Wenn man dieses Werk gelesen hat, beginnt die eigentliche Auseinandersetzung, man begreift ein winziges Stück von der jüngeren europäischen Geschichte, doch desto mehr man die Historie zu Beginn des 20. Jahrhunderts begreift, desto weniger versteht man die heutige Situation: Man begreift nicht, warum man heutzutage in den Krieg zieht, wie der Jugoslawienkrieg in den 1990er Jahre, man begreift den deutschen Waffenhandel nicht. Man begreift ebenso wenig, dass dieses Buch keine Schullektüre ist.
     Anhand des Protagonisten und der Handlung dieses Romans kann man ein wenig mehr die Folgezeit verstehen, die Weimarer Republik mit ihrer Zerrissenheit zwischen wirtschaftlichem Aufschwung und politischem Niedergang, die Mündung in das Dritte Reich und die 68er Generation.
Zu Beginn ist Paul, so wie viele andere auch, begeistert in den Krieg gezogen, doch schon bald wird aus dem begeisterten Soldaten ein ernüchterter junger Mann, der sich nichts sehnlicher wünscht, den Krieg nie erlebt zu haben.

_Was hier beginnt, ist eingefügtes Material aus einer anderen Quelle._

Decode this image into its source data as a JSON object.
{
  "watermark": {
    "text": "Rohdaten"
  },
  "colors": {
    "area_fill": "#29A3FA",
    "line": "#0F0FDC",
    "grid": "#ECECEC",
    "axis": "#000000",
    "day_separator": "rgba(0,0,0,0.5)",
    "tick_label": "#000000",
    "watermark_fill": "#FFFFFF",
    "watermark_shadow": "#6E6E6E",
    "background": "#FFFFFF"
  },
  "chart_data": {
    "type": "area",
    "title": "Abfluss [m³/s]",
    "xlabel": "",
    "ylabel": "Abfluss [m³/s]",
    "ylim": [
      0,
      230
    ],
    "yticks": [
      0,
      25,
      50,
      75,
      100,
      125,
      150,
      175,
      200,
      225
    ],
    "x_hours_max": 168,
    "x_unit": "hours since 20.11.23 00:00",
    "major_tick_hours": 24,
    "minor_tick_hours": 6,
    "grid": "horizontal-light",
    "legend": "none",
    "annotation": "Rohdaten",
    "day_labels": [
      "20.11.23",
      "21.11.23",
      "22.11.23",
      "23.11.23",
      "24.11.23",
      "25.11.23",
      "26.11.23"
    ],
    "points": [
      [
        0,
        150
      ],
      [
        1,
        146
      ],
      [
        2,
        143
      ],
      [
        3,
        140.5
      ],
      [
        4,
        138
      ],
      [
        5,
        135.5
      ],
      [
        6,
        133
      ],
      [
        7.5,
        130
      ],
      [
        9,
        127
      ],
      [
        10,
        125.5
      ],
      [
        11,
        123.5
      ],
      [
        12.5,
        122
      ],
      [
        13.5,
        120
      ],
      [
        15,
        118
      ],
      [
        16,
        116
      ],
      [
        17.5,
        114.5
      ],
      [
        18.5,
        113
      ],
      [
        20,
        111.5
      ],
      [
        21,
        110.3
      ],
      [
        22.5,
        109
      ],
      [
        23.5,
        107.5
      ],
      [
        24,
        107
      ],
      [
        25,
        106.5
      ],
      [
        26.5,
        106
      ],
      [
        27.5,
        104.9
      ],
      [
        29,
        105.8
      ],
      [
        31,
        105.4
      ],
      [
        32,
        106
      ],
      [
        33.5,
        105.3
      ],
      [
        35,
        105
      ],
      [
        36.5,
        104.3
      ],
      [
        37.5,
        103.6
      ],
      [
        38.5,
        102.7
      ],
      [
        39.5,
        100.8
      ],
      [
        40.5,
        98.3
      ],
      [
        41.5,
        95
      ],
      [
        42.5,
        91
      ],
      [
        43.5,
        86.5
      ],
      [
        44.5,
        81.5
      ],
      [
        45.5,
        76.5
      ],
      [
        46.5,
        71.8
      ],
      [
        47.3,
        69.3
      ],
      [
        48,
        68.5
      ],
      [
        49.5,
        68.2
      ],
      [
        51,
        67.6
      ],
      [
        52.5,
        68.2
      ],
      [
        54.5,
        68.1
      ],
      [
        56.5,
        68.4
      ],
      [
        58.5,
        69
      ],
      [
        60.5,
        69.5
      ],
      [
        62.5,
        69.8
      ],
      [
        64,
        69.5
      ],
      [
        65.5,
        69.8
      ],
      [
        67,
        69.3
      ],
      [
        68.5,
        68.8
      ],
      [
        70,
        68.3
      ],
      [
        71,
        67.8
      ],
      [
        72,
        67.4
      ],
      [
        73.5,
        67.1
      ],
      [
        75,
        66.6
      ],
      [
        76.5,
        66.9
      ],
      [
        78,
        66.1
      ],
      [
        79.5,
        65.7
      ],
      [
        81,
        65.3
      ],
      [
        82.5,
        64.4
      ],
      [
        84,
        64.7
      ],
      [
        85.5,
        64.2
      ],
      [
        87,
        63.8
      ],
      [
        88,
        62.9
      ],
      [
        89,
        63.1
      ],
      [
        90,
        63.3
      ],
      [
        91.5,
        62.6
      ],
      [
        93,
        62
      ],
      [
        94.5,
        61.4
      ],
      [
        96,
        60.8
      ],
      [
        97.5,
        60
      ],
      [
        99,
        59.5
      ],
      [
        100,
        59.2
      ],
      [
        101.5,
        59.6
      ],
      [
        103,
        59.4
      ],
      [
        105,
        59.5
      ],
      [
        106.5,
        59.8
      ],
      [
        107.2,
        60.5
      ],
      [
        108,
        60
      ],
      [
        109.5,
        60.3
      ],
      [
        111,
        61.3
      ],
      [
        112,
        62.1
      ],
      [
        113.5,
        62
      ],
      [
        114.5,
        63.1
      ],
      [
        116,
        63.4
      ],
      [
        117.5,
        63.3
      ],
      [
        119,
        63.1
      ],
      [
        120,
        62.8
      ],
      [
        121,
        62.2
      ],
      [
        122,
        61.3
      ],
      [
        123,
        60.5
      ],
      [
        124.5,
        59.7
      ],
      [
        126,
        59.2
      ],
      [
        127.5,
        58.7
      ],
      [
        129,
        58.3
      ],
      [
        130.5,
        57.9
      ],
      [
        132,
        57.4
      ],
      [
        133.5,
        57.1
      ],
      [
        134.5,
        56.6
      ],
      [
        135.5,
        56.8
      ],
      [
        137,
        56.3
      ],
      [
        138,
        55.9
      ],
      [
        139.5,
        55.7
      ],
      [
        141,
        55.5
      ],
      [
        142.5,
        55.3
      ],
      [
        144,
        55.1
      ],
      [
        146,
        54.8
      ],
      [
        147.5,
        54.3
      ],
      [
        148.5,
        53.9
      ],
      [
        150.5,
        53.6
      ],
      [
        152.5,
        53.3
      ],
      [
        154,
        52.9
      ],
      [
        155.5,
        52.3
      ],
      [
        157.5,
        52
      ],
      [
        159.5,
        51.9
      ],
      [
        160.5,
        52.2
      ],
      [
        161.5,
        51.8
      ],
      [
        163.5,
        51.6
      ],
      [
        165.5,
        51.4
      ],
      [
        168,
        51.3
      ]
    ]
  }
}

Dieser Roman mit der Schilderung einer Realität empfiehlt sich nicht als Bettlektüre, stellt jeden Horror-Roman in den Schatten.

 © read MaryRead 2014

Schatztruhe

 

Erich Maria Remarque: Im Westen nichts Neues
Mit dem Aufsatz von Thomas F. Schneider:
Wir passen nicht mehr in die Welt hinein
Roman
362 Seiten
gebunden
erschien: 07.11.2013 (Neuauflage)
Verlag: Kiepenheuer & Witsch
ISBN 978-3-462-04581-9
Preis: 15,00 € (D), 15,50 € (A)

Angaben zum Taschenbuch:
336 Seiten / erschien: 24.01.2014 / Verlag: Kiepenheuer & Witsch
ISBN 978-3-462-04633-5
Preis: 7,99 € (D), 8,30 € (A)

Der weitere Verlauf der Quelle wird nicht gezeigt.